Adentro del Jacal, Julita colocaba la mesa junto a esa pared que tanto miedo provocaba a quien se atreviera a mirar de frente a tanto santo. Iba colocando estratégicamente un vaso con agua cristalina en cada una de las sillas: Genoveva, Miguel, Concepción, Pedro, Lalo, Félix, Juan, Efigenia, Rosita, Soledad, José del Carmen y Gerardo.

En el patio estaban el sahumerio que chisporroteaba cada que una bolita de incienso tocaba la tiza ardiente de madera. En el portal los botes llenados a la mitad de su contenido con flores amarillas.

—¿Ora, por qué tanto grito mujer?

—Juliana devuélveme a la chamaca

—¿Cuál chamaca?

—Tú hija, no te hagas.

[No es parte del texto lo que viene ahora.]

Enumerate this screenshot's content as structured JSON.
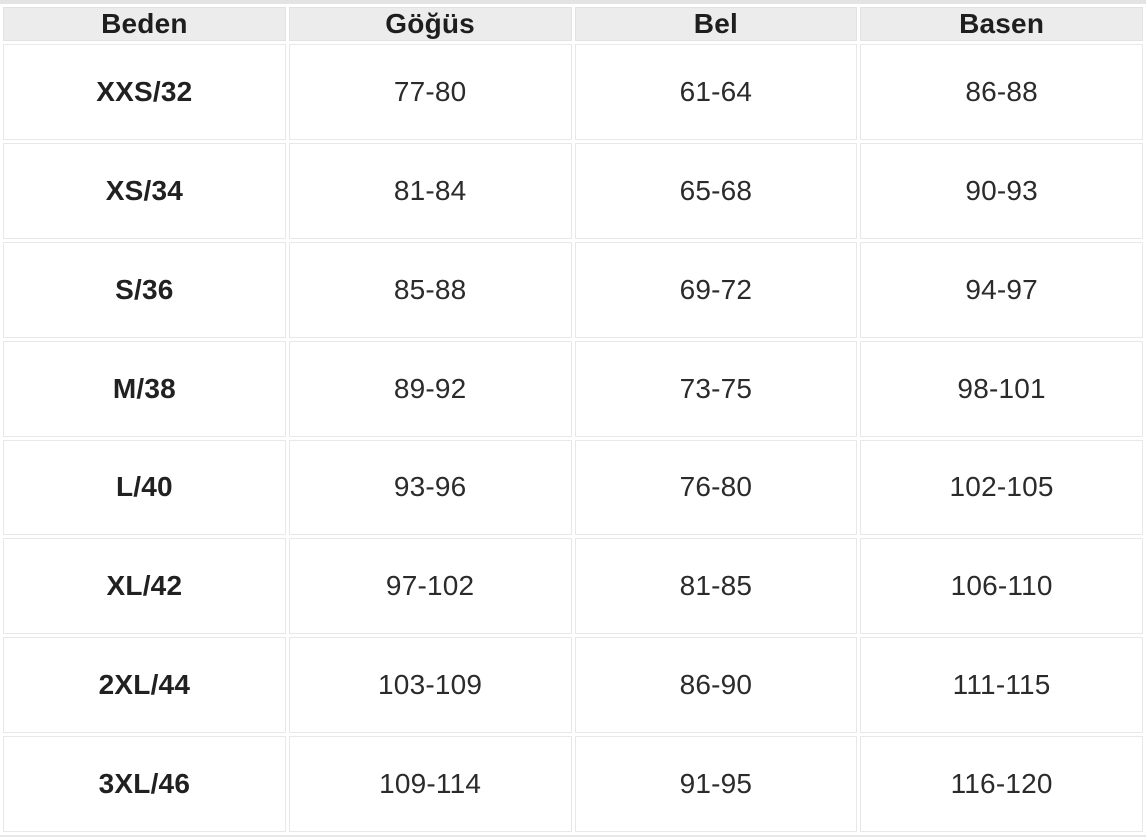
{
  "colors": {
    "header_bg": "#ececec",
    "cell_bg": "#ffffff",
    "grid_line": "#e8e8e8",
    "header_text": "#1e1e1e",
    "body_text": "#2b2b2b"
  },
  "table": {
    "headers": [
      {
        "id": "beden",
        "label": "Beden"
      },
      {
        "id": "gogus",
        "label": "Göğüs"
      },
      {
        "id": "bel",
        "label": "Bel"
      },
      {
        "id": "basen",
        "label": "Basen"
      }
    ],
    "rows": [
      {
        "beden": "XXS/32",
        "gogus": "77-80",
        "bel": "61-64",
        "basen": "86-88"
      },
      {
        "beden": "XS/34",
        "gogus": "81-84",
        "bel": "65-68",
        "basen": "90-93"
      },
      {
        "beden": "S/36",
        "gogus": "85-88",
        "bel": "69-72",
        "basen": "94-97"
      },
      {
        "beden": "M/38",
        "gogus": "89-92",
        "bel": "73-75",
        "basen": "98-101"
      },
      {
        "beden": "L/40",
        "gogus": "93-96",
        "bel": "76-80",
        "basen": "102-105"
      },
      {
        "beden": "XL/42",
        "gogus": "97-102",
        "bel": "81-85",
        "basen": "106-110"
      },
      {
        "beden": "2XL/44",
        "gogus": "103-109",
        "bel": "86-90",
        "basen": "111-115"
      },
      {
        "beden": "3XL/46",
        "gogus": "109-114",
        "bel": "91-95",
        "basen": "116-120"
      }
    ]
  }
}
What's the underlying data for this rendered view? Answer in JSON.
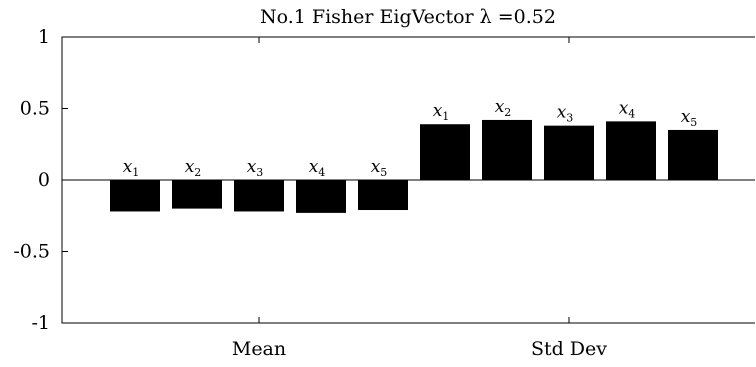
{
  "chart_data": {
    "type": "bar",
    "title": "No.1 Fisher EigVector λ =0.52",
    "categories": [
      "Mean",
      "Std Dev"
    ],
    "ylim": [
      -1,
      1
    ],
    "yticks": [
      1,
      0.5,
      0,
      -0.5,
      -1
    ],
    "ytick_labels": [
      "1",
      "0.5",
      "0",
      "-0.5",
      "-1"
    ],
    "grid": false,
    "groups": [
      {
        "category": "Mean",
        "bars": [
          {
            "label": "x",
            "sub": "1",
            "value": -0.22
          },
          {
            "label": "x",
            "sub": "2",
            "value": -0.2
          },
          {
            "label": "x",
            "sub": "3",
            "value": -0.22
          },
          {
            "label": "x",
            "sub": "4",
            "value": -0.23
          },
          {
            "label": "x",
            "sub": "5",
            "value": -0.21
          }
        ]
      },
      {
        "category": "Std Dev",
        "bars": [
          {
            "label": "x",
            "sub": "1",
            "value": 0.39
          },
          {
            "label": "x",
            "sub": "2",
            "value": 0.42
          },
          {
            "label": "x",
            "sub": "3",
            "value": 0.38
          },
          {
            "label": "x",
            "sub": "4",
            "value": 0.41
          },
          {
            "label": "x",
            "sub": "5",
            "value": 0.35
          }
        ]
      }
    ]
  }
}
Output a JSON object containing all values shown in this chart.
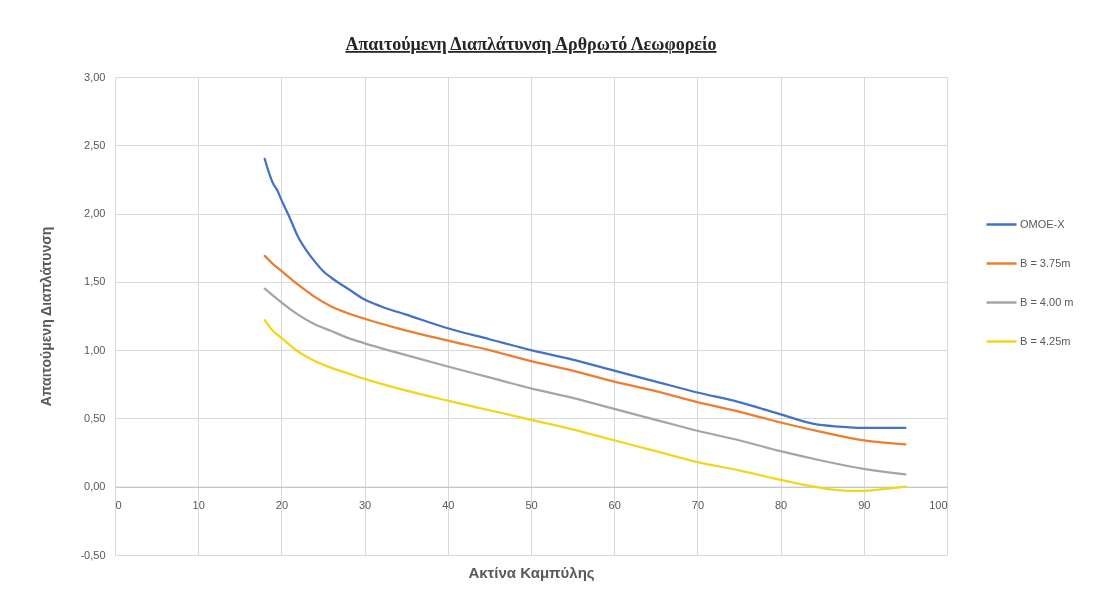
{
  "chart_data": {
    "type": "line",
    "title": "Απαιτούμενη Διαπλάτυνση Αρθρωτό Λεωφορείο",
    "xlabel": "Ακτίνα Καμπύλης",
    "ylabel": "Απαιτούμενη Διαπλάτυνση",
    "xlim": [
      0,
      100
    ],
    "xticks": [
      0,
      10,
      20,
      30,
      40,
      50,
      60,
      70,
      80,
      90,
      100
    ],
    "ylim": [
      -0.5,
      3
    ],
    "yticks": [
      {
        "value": -0.5,
        "label": "-0,50"
      },
      {
        "value": 0,
        "label": "0,00"
      },
      {
        "value": 0.5,
        "label": "0,50"
      },
      {
        "value": 1,
        "label": "1,00"
      },
      {
        "value": 1.5,
        "label": "1,50"
      },
      {
        "value": 2,
        "label": "2,00"
      },
      {
        "value": 2.5,
        "label": "2,50"
      },
      {
        "value": 3,
        "label": "3,00"
      }
    ],
    "grid": true,
    "legend": "right",
    "series": [
      {
        "name": "ΟΜΟΕ-Χ",
        "color": "#4472c4",
        "x": [
          18,
          18.5,
          19,
          19.5,
          20,
          21,
          22,
          23,
          24,
          25,
          26,
          28,
          30,
          32,
          35,
          40,
          45,
          50,
          55,
          60,
          65,
          70,
          75,
          80,
          84,
          87,
          90,
          95
        ],
        "values": [
          2.4,
          2.3,
          2.22,
          2.17,
          2.1,
          1.97,
          1.83,
          1.73,
          1.65,
          1.58,
          1.53,
          1.45,
          1.37,
          1.32,
          1.26,
          1.16,
          1.08,
          1.0,
          0.93,
          0.85,
          0.77,
          0.69,
          0.62,
          0.53,
          0.46,
          0.44,
          0.43,
          0.43
        ]
      },
      {
        "name": "B = 3.75m",
        "color": "#ed7d31",
        "x": [
          18,
          19,
          20,
          22,
          24,
          26,
          28,
          30,
          34,
          40,
          45,
          50,
          55,
          60,
          65,
          70,
          75,
          80,
          85,
          90,
          95
        ],
        "values": [
          1.69,
          1.63,
          1.58,
          1.48,
          1.39,
          1.32,
          1.27,
          1.23,
          1.16,
          1.07,
          1.0,
          0.92,
          0.85,
          0.77,
          0.7,
          0.62,
          0.55,
          0.47,
          0.4,
          0.34,
          0.31
        ]
      },
      {
        "name": "B = 4.00 m",
        "color": "#a5a5a5",
        "x": [
          18,
          19,
          20,
          22,
          24,
          26,
          28,
          30,
          34,
          40,
          45,
          50,
          55,
          60,
          65,
          70,
          75,
          80,
          85,
          90,
          95
        ],
        "values": [
          1.45,
          1.4,
          1.35,
          1.26,
          1.19,
          1.14,
          1.09,
          1.05,
          0.98,
          0.88,
          0.8,
          0.72,
          0.65,
          0.57,
          0.49,
          0.41,
          0.34,
          0.26,
          0.19,
          0.13,
          0.09
        ]
      },
      {
        "name": "B = 4.25m",
        "color": "#f2d61c",
        "x": [
          18,
          19,
          20,
          22,
          24,
          26,
          28,
          30,
          34,
          40,
          45,
          50,
          55,
          60,
          65,
          70,
          75,
          80,
          84,
          86,
          88,
          90,
          92,
          95
        ],
        "values": [
          1.22,
          1.14,
          1.09,
          0.99,
          0.92,
          0.87,
          0.83,
          0.79,
          0.72,
          0.63,
          0.56,
          0.49,
          0.42,
          0.34,
          0.26,
          0.18,
          0.12,
          0.05,
          0.0,
          -0.02,
          -0.03,
          -0.03,
          -0.02,
          0.0
        ]
      }
    ]
  }
}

Desde el día del accidente no parece, de seguro la tienes escondida en el granero.

—¿Yo? ¡Búscala tú, tú la tenías! ¿Ya buscaste en el camposanto?

—¿Te crees muy lista, verdad Juliana?

—Te digo que la busques en el camposanto, ya vez que a las chamacas les encanta seguir a los chapulines que enfilan hacia el cerro.

De no muy buena gana, Teresa enfilo sus pasos por la vereda que lleva al camposanto, estaban de espaldas platicando aún con las manos entrelazadas después de ochenta años, renovando su promesa anual.

Jóse le decía a Chelito

—Hermana, no me sueltes. Recuerda que yo te espere en la parada del camión, ahora te toca a ti esperarme. Además, tenemos que volver a la choza de Julita, acuérdate que le prometimos llevar la cera para la fiesta del Patrón del pueblo, de este lugar nos vamos juntas, así como salimos de él.

Al escucharlas, a Teresa no le quedó más que seguir empinándose el cuero de agua miel y tirar el cable de acero que ya no podía usar más. Se dio la vuelta y se esfumo para siempre.